Performs a recursive expansion of the initial provided paths. This allows paths to be expanded to cover all sub file and directories, it will then perform the defined action for all the generic rules in a workflow against all resulting files.

all

snapdiff

Performs a time based file scan on an independant fileset between the last time a scan was performed. It will retrieve all file differences between those moments in time and the state of that file.

created|updated|moved|deleted|all

For more complex discovery steps such as snapdiff, there are defined states that files, directories and links can be in once it has completed its scan. This allows more explicit control of file and state control within a single call to a workflow. If for example you want all results with the type of file that have the state created to be sent to another site without any temporary files, a rule to cover that could be:

Example 11 - Custom rule for filtering snapdiff discovery results
{
    "state": "created",
    "type": "file",
    "exclude": ["*.temp"],
    "action": [
        {
            "name": "dynamo.tasks.migrate"
        },
        {
            "name": "dynamo.tasks.reverse_stub",
            "site": "*target_site"
        }
    ]
}

5.4.2.1.1. Discovery Options

Additional options can be passed to the discovery task by setting discovery_options on the workflow. The supported options are those described in Discovery Steps.

Example 12 - Passing options to the discovery
{
    "discovery": "recursive",
    "discovery_options": {
        "skip_missing": false
    }
}

Discovery options will be used with the workflow default discovery only. If a different discovery is set at runtime, the discovery options will be ignored. Discovery options cannot currently be overwritten at runtime.

5.4.3. Includes and Excludes

Includes and excludes can be used to select paths that individual filter rules should apply to, or generally limit which paths should be handled during a workflow run.

Include/exclude patterns behave like unix shell pattern matching ('globbing').
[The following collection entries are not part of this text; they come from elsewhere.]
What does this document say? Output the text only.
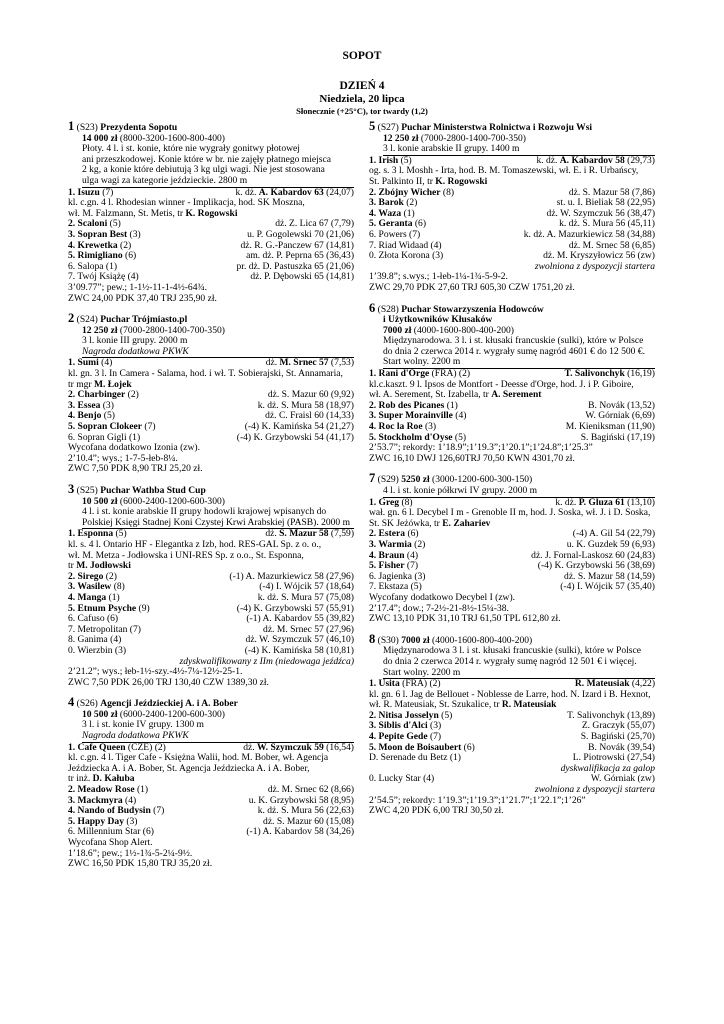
SOPOT
DZIEŃ 4
Niedziela, 20 lipca
Słonecznie (+25°C), tor twardy (1,2)
1 (S23) Prezydenta Sopotu
14 000 zł (8000-3200-1600-800-400)
Płoty. 4 l. i st. konie, które nie wygrały gonitwy płotowej
ani przeszkodowej. Konie które w br. nie zajęły płatnego miejsca
2 kg, a konie które debiutują 3 kg ulgi wagi. Nie jest stosowana
ulga wagi za kategorie jeździeckie. 2800 m
1. Isuzu (7)	k. dż. A. Kabardov 63 (24,07)
kl. c.gn. 4 l. Rhodesian winner - Implikacja, hod. SK Moszna,
wł. M. Falzmann, St. Metis, tr K. Rogowski
2. Scaloni (5)	dż. Z. Lica 67 (7,79)
3. Sopran Best (3)	u. P. Gogolewski 70 (21,06)
4. Krewetka (2)	dż. R. G.-Panczew 67 (14,81)
5. Rimigliano (6)	am. dż. P. Peprna 65 (36,43)
6. Salopa (1)	pr. dż. D. Pastuszka 65 (21,06)
7. Twój Książę (4)	dż. P. Dębowski 65 (14,81)
3’09.77”; pew.; 1-1½-11-1-4½-64¾.
ZWC 24,00 PDK 37,40 TRJ 235,90 zł.
2 (S24) Puchar Trójmiasto.pl
12 250 zł (7000-2800-1400-700-350)
3 l. konie III grupy. 2000 m
Nagroda dodatkowa PKWK
1. Sumi (4)	dż. M. Srnec 57 (7,53)
kl. gn. 3 l. In Camera - Salama, hod. i wł. T. Sobierajski, St. Annamaria,
tr mgr M. Łojek
2. Charbinger (2)	dż. S. Mazur 60 (9,92)
3. Essea (3)	k. dż. S. Mura 58 (18,97)
4. Benjo (5)	dż. C. Fraisl 60 (14,33)
5. Sopran Clokeer (7)	(-4) K. Kamińska 54 (21,27)
6. Sopran Gigli (1)	(-4) K. Grzybowski 54 (41,17)
Wycofana dodatkowo Izonia (zw).
2’10.4”; wys.; 1-7-5-łeb-8¼.
ZWC 7,50 PDK 8,90 TRJ 25,20 zł.
3 (S25) Puchar Wathba Stud Cup
10 500 zł (6000-2400-1200-600-300)
4 l. i st. konie arabskie II grupy hodowli krajowej wpisanych do
Polskiej Księgi Stadnej Koni Czystej Krwi Arabskiej (PASB). 2000 m
1. Esponna (5)	dż. S. Mazur 58 (7,59)
kl. s. 4 l. Ontario HF - Elegantka z Izb, hod. RES-GAL Sp. z o. o.,
wł. M. Metza - Jodłowska i UNI-RES Sp. z o.o., St. Esponna,
tr M. Jodłowski
2. Sirego (2)	(-1) A. Mazurkiewicz 58 (27,96)
3. Wasilew (8)	(-4) I. Wójcik 57 (18,64)
4. Manga (1)	k. dż. S. Mura 57 (75,08)
5. Etnum Psyche (9)	(-4) K. Grzybowski 57 (55,91)
6. Cafuso (6)	(-1) A. Kabardov 55 (39,82)
7. Metropolitan (7)	dż. M. Srnec 57 (27,96)
8. Ganima (4)	dż. W. Szymczuk 57 (46,10)
0. Wierzbin (3)	(-4) K. Kamińska 58 (10,81)
zdyskwalifikowany z IIm (niedowaga jeźdźca)
2’21.2”; wys.; łeb-1½-szy.-4½-7¼-12½-25-1.
ZWC 7,50 PDK 26,00 TRJ 130,40 CZW 1389,30 zł.
4 (S26) Agencji Jeździeckiej A. i A. Bober
10 500 zł (6000-2400-1200-600-300)
3 l. i st. konie IV grupy. 1300 m
Nagroda dodatkowa PKWK
1. Cafe Queen (CZE) (2)	dż. W. Szymczuk 59 (16,54)
kl. c.gn. 4 l. Tiger Cafe - Księżna Walii, hod. M. Bober, wł. Agencja
Jeździecka A. i A. Bober, St. Agencja Jeździecka A. i A. Bober,
tr inż. D. Kałuba
2. Meadow Rose (1)	dż. M. Srnec 62 (8,66)
3. Mackmyra (4)	u. K. Grzybowski 58 (8,95)
4. Nando of Budysin (7)	k. dż. S. Mura 56 (22,63)
5. Happy Day (3)	dż. S. Mazur 60 (15,08)
6. Millennium Star (6)	(-1) A. Kabardov 58 (34,26)
Wycofana Shop Alert.
1’18.6”; pew.; 1½-1¾-5-2¼-9½.
ZWC 16,50 PDK 15,80 TRJ 35,20 zł.
5 (S27) Puchar Ministerstwa Rolnictwa i Rozwoju Wsi
12 250 zł (7000-2800-1400-700-350)
3 l. konie arabskie II grupy. 1400 m
1. Irish (5)	k. dż. A. Kabardov 58 (29,73)
og. s. 3 l. Moshh - Irta, hod. B. M. Tomaszewski, wł. E. i R. Urbańscy,
St. Palkinto II, tr K. Rogowski
2. Zbójny Wicher (8)	dż. S. Mazur 58 (7,86)
3. Barok (2)	st. u. I. Bieliak 58 (22,95)
4. Waza (1)	dż. W. Szymczuk 56 (38,47)
5. Geranta (6)	k. dż. S. Mura 56 (45,11)
6. Powers (7)	k. dż. A. Mazurkiewicz 58 (34,88)
7. Riad Widaad (4)	dż. M. Srnec 58 (6,85)
0. Złota Korona (3)	dż. M. Kryszyłowicz 56 (zw)
zwolniona z dyspozycji startera
1’39.8”; s.wys.; 1-łeb-1¼-1¾-5-9-2.
ZWC 29,70 PDK 27,60 TRJ 605,30 CZW 1751,20 zł.
6 (S28) Puchar Stowarzyszenia Hodowców
i Użytkowników Kłusaków
7000 zł (4000-1600-800-400-200)
Międzynarodowa. 3 l. i st. kłusaki francuskie (sulki), które w Polsce
do dnia 2 czerwca 2014 r. wygrały sumę nagród 4601 € do 12 500 €.
Start wolny. 2200 m
1. Rani d'Orge (FRA) (2)	T. Salivonchyk (16,19)
kl.c.kaszt. 9 l. Ipsos de Montfort - Deesse d'Orge, hod. J. i P. Giboire,
wł. A. Serement, St. Izabella, tr A. Serement
2. Rob des Picanes (1)	B. Novák (13,52)
3. Super Morainville (4)	W. Górniak (6,69)
4. Roc la Roe (3)	M. Kieniksman (11,90)
5. Stockholm d'Oyse (5)	S. Bagiński (17,19)
2’53.7”; rekordy: 1’18.9”;1’19.3”;1’20.1”;1’24.8”;1’25.3”
ZWC 16,10 DWJ 126,60TRJ 70,50 KWN 4301,70 zł.
7 (S29) 5250 zł (3000-1200-600-300-150)
4 l. i st. konie półkrwi IV grupy. 2000 m
1. Greg (8)	k. dż. P. Gluza 61 (13,10)
wał. gn. 6 l. Decybel I m - Grenoble II m, hod. J. Soska, wł. J. i D. Soska,
St. SK Jeżówka, tr E. Zahariev
2. Estera (6)	(-4) A. Gil 54 (22,79)
3. Warmia (2)	u. K. Guzdek 59 (6,93)
4. Braun (4)	dż. J. Fornal-Laskosz 60 (24,83)
5. Fisher (7)	(-4) K. Grzybowski 56 (38,69)
6. Jagienka (3)	dż. S. Mazur 58 (14,59)
7. Ekstaza (5)	(-4) I. Wójcik 57 (35,40)
Wycofany dodatkowo Decybel I (zw).
2’17.4”; dow.; 7-2½-21-8½-15¼-38.
ZWC 13,10 PDK 31,10 TRJ 61,50 TPL 612,80 zł.
8 (S30) 7000 zł (4000-1600-800-400-200)
Międzynarodowa 3 l. i st. kłusaki francuskie (sulki), które w Polsce
do dnia 2 czerwca 2014 r. wygrały sumę nagród 12 501 € i więcej.
Start wolny. 2200 m
1. Usita (FRA) (2)	R. Mateusiak (4,22)
kl. gn. 6 l. Jag de Bellouet - Noblesse de Larre, hod. N. Izard i B. Hexnot,
wł. R. Mateusiak, St. Szukalice, tr R. Mateusiak
2. Nitisa Josselyn (5)	T. Salivonchyk (13,89)
3. Siblis d'Alci (3)	Z. Graczyk (55,07)
4. Pepite Gede (7)	S. Bagiński (25,70)
5. Moon de Boisaubert (6)	B. Novák (39,54)
D. Serenade du Betz (1)	L. Piotrowski (27,54)
dyskwalifikacja za galop
0. Lucky Star (4)	W. Górniak (zw)
zwolniona z dyspozycji startera
2’54.5”; rekordy: 1’19.3”;1’19.3”;1’21.7”;1’22.1”;1’26”
ZWC 4,20 PDK 6,00 TRJ 30,50 zł.
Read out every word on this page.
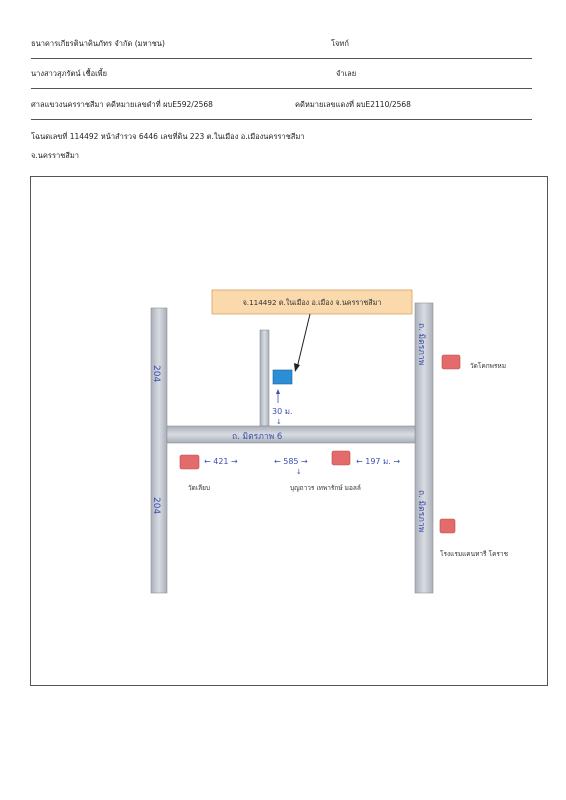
ธนาคารเกียรตินาคินภัทร จำกัด (มหาชน)	โจทก์
นางสาวสุภรัตน์ เชื้อเพี้ย	จำเลย
ศาลแขวงนครราชสีมา คดีหมายเลขดำที่ ผบE592/2568	คดีหมายเลขแดงที่ ผบE2110/2568
โฉนดเลขที่ 114492 หน้าสำรวจ 6446 เลขที่ดิน 223 ต.ในเมือง อ.เมืองนครราชสีมา
จ.นครราชสีมา
จ.114492 ต.ในเมือง อ.เมือง จ.นครราชสีมา
30 ม.
↓
204
204
ถ. มิตรภาพ 6
ถ. มิตรภาพ
ถ. มิตรภาพ
← 421 →	← 585 →	← 197 ม. →
↓
วัดโคกพรหม
วัดเลียบ	บุญถาวร เทพารักษ์ มอลล์
โรงแรมแคนทารี โคราช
The 'wildcard' asterisk character * will match any characters within a string. Patterns must match whole paths; partial matches are not supported, except through the use of wildcards.
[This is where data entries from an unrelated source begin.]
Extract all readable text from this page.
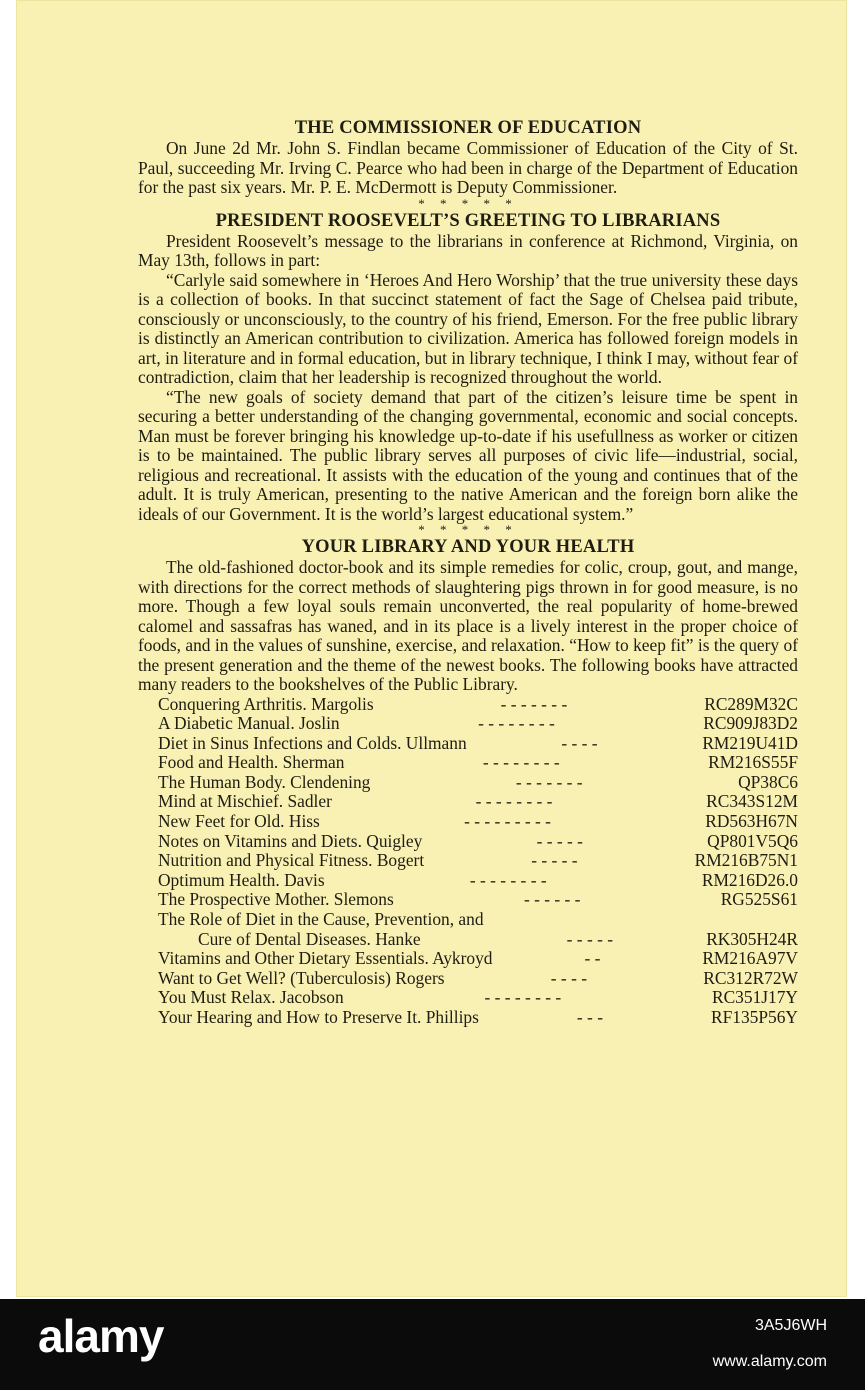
THE COMMISSIONER OF EDUCATION

On June 2d Mr. John S. Findlan became Commissioner of Education of the City of St. Paul, succeeding Mr. Irving C. Pearce who had been in charge of the Department of Education for the past six years. Mr. P. E. McDermott is Deputy Commissioner.

* * * * *
PRESIDENT ROOSEVELT’S GREETING TO LIBRARIANS

President Roosevelt’s message to the librarians in conference at Richmond, Virginia, on May 13th, follows in part:

“Carlyle said somewhere in ‘Heroes And Hero Worship’ that the true university these days is a collection of books. In that succinct statement of fact the Sage of Chelsea paid tribute, consciously or unconsciously, to the country of his friend, Emerson. For the free public library is distinctly an American contribution to civilization. America has followed foreign models in art, in literature and in formal education, but in library technique, I think I may, without fear of contradiction, claim that her leadership is recognized throughout the world.

“The new goals of society demand that part of the citizen’s leisure time be spent in securing a better understanding of the changing governmental, economic and social concepts. Man must be forever bringing his knowledge up-to-date if his usefullness as worker or citizen is to be maintained. The public library serves all purposes of civic life—industrial, social, religious and recreational. It assists with the education of the young and continues that of the adult. It is truly American, presenting to the native American and the foreign born alike the ideals of our Government. It is the world’s largest educational system.”

* * * * *
YOUR LIBRARY AND YOUR HEALTH

The old-fashioned doctor-book and its simple remedies for colic, croup, gout, and mange, with directions for the correct methods of slaughtering pigs thrown in for good measure, is no more. Though a few loyal souls remain unconverted, the real popularity of home-brewed calomel and sassafras has waned, and in its place is a lively interest in the proper choice of foods, and in the values of sunshine, exercise, and relaxation. “How to keep fit” is the query of the present generation and the theme of the newest books. The following books have attracted many readers to the bookshelves of the Public Library.

Conquering Arthritis. Margolis	- - - - - - -	RC289M32C
A Diabetic Manual. Joslin	- - - - - - - -	RC909J83D2
Diet in Sinus Infections and Colds. Ullmann	- - - -	RM219U41D
Food and Health. Sherman	- - - - - - - -	RM216S55F
The Human Body. Clendening	- - - - - - -	QP38C6
Mind at Mischief. Sadler	- - - - - - - -	RC343S12M
New Feet for Old. Hiss	- - - - - - - - -	RD563H67N
Notes on Vitamins and Diets. Quigley	- - - - -	QP801V5Q6
Nutrition and Physical Fitness. Bogert	- - - - -	RM216B75N1
Optimum Health. Davis	- - - - - - - -	RM216D26.0
The Prospective Mother. Slemons	- - - - - -	RG525S61
The Role of Diet in the Cause, Prevention, and
Cure of Dental Diseases. Hanke	- - - - -	RK305H24R
Vitamins and Other Dietary Essentials. Aykroyd	- -	RM216A97V
Want to Get Well? (Tuberculosis) Rogers	- - - -	RC312R72W
You Must Relax. Jacobson	- - - - - - - -	RC351J17Y
Your Hearing and How to Preserve It. Phillips	- - -	RF135P56Y
alamy	3A5J6WH
www.alamy.com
Includes and excludes are combined as "a path matching any includes and not any excludes". For example {"include": ["/mmfs1/data/*"], "exclude": ["*.tmp"]} would match only files in /mmfs1/data, but not files in that directory with the .tmp extension. If no includes are defined, then all files are considered included (unless explicitly excluded).

There are three places where path include and exclude patterns can be defined:

  • on a site

  • within a filter rule

  • at runtime, when a workflow is submitted

Site patterns can be used to apply includes and excludes globally, to all workflows and workflow steps. If defined, these will be appended to any patterns defined within a filter rule or at runtime.
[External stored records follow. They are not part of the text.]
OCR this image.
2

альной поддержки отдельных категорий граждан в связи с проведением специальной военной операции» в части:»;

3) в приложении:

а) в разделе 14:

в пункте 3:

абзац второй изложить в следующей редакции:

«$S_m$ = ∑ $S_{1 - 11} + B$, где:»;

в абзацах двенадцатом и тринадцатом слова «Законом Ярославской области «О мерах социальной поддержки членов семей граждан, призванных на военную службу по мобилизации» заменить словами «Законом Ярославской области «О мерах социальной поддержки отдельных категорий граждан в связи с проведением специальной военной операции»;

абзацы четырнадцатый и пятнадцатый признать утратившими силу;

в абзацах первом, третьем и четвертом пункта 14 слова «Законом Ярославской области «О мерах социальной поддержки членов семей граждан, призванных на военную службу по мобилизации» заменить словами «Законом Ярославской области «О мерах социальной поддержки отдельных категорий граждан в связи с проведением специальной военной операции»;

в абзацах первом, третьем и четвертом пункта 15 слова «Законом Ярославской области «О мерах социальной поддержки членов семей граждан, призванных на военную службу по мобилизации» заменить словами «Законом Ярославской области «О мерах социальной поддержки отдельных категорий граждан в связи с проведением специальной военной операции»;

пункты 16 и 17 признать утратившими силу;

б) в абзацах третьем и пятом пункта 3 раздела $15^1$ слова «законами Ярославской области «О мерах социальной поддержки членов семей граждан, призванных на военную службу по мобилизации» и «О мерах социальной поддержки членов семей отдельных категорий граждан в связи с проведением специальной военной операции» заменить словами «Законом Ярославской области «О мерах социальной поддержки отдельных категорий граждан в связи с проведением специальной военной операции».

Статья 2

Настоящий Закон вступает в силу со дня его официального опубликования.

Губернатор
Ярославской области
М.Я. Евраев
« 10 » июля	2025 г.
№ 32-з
For example, if a rule defines {"exclude": ["*.tmp"]} and the site defines {"exclude": ["*.cache"]}, then the combined excludes for that rule would be {"exclude": ["*.tmp", "*.cache"]}

If not desired, this behaviour can be overridden by specifying ignore_site_includes / ignore_site_excludes either on a per-rule basis, or for all rules by passing those parameters when submitting a workflow run.

For workflows involving multiple sites, such as send and sync, only the primary (source) site patterns will be considered.

If includes and excludes are passed when submitting a workflow, they will be applied to all filter rules within the workflow, replacing any patterns already defined within the workflow rules. Any site patterns will be appended to the runtime patterns, unless 'ignore' is specified.